The precomputed_powers are an optional set of powers that have previously been computed along with their depth. This means that those powers can be reused for free.

Returns:

  • Optional[List[Tuple[int, int]]]

    If it exists, a minimal addition chain meeting the given constraints and optimization parameters.

memoization

This module contains tools for memoizing addition chains, as these are expensive to compute.

cache_to_disk(file_name, ignore_args)

This decorator caches the calls to this function in a file on disk, ignoring the arguments listed in ignore_args.

Returns:

  • A cached output

solving

Tools for solving SAT formulations.

solve(wcnf, solver, strict_cost_max)

This code is adapted from pysat's internal code to stop when we have reached a maximum cost.

Returns:

  • Optional[List[int]]

    A list containing the assignment (where 3 indicates that 3=True and -3 indicates that 3=False), or None if the wcnf is unsatisfiable.

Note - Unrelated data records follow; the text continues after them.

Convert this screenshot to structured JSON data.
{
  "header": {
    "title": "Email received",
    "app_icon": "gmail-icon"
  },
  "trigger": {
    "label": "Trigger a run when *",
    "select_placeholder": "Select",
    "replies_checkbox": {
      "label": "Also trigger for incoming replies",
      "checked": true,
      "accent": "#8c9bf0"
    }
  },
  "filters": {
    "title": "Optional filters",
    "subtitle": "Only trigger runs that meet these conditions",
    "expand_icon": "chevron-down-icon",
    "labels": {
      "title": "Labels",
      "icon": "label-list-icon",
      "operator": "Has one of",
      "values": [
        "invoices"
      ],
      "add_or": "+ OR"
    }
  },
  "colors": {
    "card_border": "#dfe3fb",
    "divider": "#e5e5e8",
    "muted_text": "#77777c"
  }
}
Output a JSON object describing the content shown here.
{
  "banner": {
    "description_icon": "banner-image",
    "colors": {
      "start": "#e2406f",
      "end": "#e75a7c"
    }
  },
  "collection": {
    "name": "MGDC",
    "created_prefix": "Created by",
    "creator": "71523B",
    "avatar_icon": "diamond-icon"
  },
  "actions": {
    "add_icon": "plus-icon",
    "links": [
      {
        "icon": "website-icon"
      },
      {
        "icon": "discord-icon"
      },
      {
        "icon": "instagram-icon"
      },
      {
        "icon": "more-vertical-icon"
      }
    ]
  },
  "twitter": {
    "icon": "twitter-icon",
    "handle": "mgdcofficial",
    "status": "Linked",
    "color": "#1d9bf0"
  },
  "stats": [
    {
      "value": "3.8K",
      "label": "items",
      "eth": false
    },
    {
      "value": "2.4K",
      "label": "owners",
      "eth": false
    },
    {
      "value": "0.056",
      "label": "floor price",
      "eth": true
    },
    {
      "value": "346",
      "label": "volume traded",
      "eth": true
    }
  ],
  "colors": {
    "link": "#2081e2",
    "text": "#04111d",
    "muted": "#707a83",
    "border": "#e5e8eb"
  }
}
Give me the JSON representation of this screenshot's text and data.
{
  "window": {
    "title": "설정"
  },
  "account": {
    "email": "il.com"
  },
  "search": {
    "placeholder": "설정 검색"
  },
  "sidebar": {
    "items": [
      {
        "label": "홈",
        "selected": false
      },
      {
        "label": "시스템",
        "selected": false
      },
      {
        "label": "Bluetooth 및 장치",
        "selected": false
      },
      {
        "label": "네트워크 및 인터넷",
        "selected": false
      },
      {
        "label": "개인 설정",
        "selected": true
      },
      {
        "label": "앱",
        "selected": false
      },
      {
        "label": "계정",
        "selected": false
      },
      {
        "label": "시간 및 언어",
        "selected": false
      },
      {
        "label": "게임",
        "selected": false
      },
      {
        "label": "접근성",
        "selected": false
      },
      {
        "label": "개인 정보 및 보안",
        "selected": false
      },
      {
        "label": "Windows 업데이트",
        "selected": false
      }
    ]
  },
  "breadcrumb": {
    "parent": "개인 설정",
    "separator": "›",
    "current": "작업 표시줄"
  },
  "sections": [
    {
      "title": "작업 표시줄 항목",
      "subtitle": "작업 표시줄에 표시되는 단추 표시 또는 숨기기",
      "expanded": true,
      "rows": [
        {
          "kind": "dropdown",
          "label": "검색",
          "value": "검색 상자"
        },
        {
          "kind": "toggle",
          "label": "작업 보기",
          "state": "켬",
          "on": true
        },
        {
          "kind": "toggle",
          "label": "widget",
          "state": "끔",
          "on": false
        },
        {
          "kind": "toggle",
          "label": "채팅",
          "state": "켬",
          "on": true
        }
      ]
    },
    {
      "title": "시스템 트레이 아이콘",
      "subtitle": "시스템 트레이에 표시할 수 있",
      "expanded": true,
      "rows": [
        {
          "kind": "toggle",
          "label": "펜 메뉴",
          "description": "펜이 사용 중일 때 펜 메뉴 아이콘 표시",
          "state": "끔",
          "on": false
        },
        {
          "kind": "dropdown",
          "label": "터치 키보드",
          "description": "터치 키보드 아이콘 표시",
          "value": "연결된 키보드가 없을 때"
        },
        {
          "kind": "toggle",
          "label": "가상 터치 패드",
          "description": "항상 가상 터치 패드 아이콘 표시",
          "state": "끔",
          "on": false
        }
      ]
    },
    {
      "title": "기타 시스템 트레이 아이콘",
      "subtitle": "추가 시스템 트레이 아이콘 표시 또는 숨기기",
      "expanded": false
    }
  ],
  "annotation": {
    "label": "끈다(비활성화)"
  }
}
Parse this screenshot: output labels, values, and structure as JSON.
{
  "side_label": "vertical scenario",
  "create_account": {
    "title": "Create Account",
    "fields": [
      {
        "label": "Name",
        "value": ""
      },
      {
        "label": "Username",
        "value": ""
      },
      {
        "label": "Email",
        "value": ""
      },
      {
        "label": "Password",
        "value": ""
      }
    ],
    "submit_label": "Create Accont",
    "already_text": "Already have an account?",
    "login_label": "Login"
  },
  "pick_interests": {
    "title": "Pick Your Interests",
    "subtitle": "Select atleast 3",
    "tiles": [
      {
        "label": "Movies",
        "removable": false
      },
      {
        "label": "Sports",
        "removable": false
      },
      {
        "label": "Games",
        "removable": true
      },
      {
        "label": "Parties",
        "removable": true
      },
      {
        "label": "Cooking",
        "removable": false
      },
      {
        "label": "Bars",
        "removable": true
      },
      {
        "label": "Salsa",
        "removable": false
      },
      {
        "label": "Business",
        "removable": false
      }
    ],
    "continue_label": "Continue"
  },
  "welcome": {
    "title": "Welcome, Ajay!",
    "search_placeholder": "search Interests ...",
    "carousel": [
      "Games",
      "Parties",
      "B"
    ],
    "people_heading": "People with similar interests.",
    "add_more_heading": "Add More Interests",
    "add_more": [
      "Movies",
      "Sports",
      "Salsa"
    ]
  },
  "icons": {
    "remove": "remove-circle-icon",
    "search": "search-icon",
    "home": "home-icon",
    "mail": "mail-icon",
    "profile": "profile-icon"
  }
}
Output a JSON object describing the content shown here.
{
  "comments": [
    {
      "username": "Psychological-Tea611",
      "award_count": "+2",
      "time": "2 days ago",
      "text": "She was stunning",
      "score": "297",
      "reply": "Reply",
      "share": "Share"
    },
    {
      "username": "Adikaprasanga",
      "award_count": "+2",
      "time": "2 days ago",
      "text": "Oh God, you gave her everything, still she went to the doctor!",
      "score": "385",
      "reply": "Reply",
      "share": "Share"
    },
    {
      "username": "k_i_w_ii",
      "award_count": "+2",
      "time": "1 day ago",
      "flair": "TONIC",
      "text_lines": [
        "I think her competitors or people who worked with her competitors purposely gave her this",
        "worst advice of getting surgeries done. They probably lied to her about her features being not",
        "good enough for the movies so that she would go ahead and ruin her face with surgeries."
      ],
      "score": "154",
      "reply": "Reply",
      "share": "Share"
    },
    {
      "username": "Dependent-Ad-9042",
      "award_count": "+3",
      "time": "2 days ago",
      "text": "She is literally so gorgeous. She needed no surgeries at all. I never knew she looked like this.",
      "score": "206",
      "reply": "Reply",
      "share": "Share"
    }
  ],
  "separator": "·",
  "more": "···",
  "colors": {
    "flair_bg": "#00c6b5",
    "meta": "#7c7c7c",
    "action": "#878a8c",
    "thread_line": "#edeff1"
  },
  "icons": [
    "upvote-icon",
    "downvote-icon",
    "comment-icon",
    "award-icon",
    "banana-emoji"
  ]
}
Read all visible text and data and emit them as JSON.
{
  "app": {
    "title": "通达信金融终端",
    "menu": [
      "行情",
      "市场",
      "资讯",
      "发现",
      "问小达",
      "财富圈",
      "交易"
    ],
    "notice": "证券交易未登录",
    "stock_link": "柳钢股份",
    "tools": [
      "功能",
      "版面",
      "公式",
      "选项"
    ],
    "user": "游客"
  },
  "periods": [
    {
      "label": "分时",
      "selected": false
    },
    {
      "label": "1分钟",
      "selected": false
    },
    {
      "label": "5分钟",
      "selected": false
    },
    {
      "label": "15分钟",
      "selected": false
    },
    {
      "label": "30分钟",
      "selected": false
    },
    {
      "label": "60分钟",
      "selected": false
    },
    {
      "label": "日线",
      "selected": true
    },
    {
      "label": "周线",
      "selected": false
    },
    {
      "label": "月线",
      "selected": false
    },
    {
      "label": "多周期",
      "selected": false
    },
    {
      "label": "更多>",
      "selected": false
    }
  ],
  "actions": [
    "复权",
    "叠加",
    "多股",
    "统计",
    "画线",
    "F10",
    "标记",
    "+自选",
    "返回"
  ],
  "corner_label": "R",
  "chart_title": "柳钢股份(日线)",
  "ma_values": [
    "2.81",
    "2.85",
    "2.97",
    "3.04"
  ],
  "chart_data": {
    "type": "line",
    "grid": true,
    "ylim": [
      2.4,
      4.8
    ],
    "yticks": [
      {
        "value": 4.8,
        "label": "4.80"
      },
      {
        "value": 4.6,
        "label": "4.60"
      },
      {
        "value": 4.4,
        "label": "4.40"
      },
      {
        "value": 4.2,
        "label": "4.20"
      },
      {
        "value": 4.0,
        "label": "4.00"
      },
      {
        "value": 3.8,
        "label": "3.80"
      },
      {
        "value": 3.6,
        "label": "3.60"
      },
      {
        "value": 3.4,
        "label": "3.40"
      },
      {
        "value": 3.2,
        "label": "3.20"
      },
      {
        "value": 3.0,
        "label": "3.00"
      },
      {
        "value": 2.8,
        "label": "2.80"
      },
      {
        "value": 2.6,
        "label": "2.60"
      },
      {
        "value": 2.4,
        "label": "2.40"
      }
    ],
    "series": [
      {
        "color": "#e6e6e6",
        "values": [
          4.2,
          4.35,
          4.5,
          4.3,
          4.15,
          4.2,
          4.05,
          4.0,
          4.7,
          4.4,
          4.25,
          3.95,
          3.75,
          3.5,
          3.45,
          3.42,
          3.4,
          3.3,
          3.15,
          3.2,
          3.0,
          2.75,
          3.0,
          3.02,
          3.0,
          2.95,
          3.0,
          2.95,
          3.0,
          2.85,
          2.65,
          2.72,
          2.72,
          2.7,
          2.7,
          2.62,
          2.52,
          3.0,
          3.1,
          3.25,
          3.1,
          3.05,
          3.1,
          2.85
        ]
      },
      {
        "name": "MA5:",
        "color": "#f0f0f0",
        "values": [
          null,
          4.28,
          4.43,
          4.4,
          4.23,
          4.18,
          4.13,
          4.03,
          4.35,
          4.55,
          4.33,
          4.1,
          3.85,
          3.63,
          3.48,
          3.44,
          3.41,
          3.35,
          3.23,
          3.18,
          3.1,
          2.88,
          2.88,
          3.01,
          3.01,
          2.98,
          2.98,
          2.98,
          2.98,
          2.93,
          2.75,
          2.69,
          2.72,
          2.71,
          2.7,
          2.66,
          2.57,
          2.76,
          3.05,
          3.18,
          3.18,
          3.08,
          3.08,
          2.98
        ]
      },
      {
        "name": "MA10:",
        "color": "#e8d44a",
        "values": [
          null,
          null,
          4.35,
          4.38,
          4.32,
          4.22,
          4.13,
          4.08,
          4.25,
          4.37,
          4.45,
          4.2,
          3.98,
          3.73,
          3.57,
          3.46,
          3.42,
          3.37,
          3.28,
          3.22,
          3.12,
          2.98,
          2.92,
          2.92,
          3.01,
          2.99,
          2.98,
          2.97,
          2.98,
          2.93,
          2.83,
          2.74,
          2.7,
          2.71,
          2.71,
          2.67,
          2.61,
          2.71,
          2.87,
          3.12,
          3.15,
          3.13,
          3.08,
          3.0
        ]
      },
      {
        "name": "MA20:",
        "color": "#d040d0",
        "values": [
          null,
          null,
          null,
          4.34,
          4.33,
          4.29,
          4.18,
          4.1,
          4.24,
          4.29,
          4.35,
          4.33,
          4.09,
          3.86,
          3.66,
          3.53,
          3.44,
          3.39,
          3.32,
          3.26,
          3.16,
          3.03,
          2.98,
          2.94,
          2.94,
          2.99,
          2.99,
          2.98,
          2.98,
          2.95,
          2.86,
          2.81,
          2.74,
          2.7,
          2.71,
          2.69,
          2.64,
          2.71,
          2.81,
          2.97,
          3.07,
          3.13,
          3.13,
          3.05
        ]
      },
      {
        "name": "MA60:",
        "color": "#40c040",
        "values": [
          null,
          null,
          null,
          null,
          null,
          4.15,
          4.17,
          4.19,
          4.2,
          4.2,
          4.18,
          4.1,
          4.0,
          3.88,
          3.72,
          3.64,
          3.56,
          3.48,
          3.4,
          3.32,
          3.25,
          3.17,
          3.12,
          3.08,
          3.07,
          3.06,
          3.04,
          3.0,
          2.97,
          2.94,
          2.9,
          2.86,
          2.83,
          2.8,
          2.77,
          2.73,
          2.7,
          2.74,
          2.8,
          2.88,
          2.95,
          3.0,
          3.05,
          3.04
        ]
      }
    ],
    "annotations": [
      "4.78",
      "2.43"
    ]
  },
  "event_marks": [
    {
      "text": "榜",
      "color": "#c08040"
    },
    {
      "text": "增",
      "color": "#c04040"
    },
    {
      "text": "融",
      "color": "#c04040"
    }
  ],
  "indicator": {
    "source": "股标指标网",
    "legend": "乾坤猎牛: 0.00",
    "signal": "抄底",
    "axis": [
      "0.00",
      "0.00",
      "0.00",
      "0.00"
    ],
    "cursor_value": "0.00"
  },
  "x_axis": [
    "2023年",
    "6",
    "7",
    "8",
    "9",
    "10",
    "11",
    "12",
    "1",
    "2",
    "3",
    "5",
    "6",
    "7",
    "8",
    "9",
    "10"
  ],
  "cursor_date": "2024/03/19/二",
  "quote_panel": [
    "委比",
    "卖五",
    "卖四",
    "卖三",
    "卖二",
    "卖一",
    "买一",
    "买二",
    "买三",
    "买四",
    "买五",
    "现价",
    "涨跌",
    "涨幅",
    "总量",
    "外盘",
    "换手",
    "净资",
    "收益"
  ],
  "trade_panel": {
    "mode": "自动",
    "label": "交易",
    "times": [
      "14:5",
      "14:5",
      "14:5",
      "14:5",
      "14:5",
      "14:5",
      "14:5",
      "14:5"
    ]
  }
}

extract_indices(sequence, precomputed_values=None, modulus=None)

Returns the indices for each step of the addition chain.

If n precomputed values are provided, then these are considered to be the first n indices after x (i.e. x has index 0, followed by 1, ..., n representing the precomputed values).

solve_with_time_limit(wcnf, solver, strict_cost_max, timeout_secs)

This code is adapted from pysat's internal code to stop when we have reached a maximum cost.

Raises:

  • TimeoutError

    When a timeout occurs (after timeout_secs seconds)

Returns:

  • Optional[List[int]]

    A list containing the assignment (where 3 indicates that 3=True and -3 indicates that 3=False), or None if the wcnf is unsatisfiable.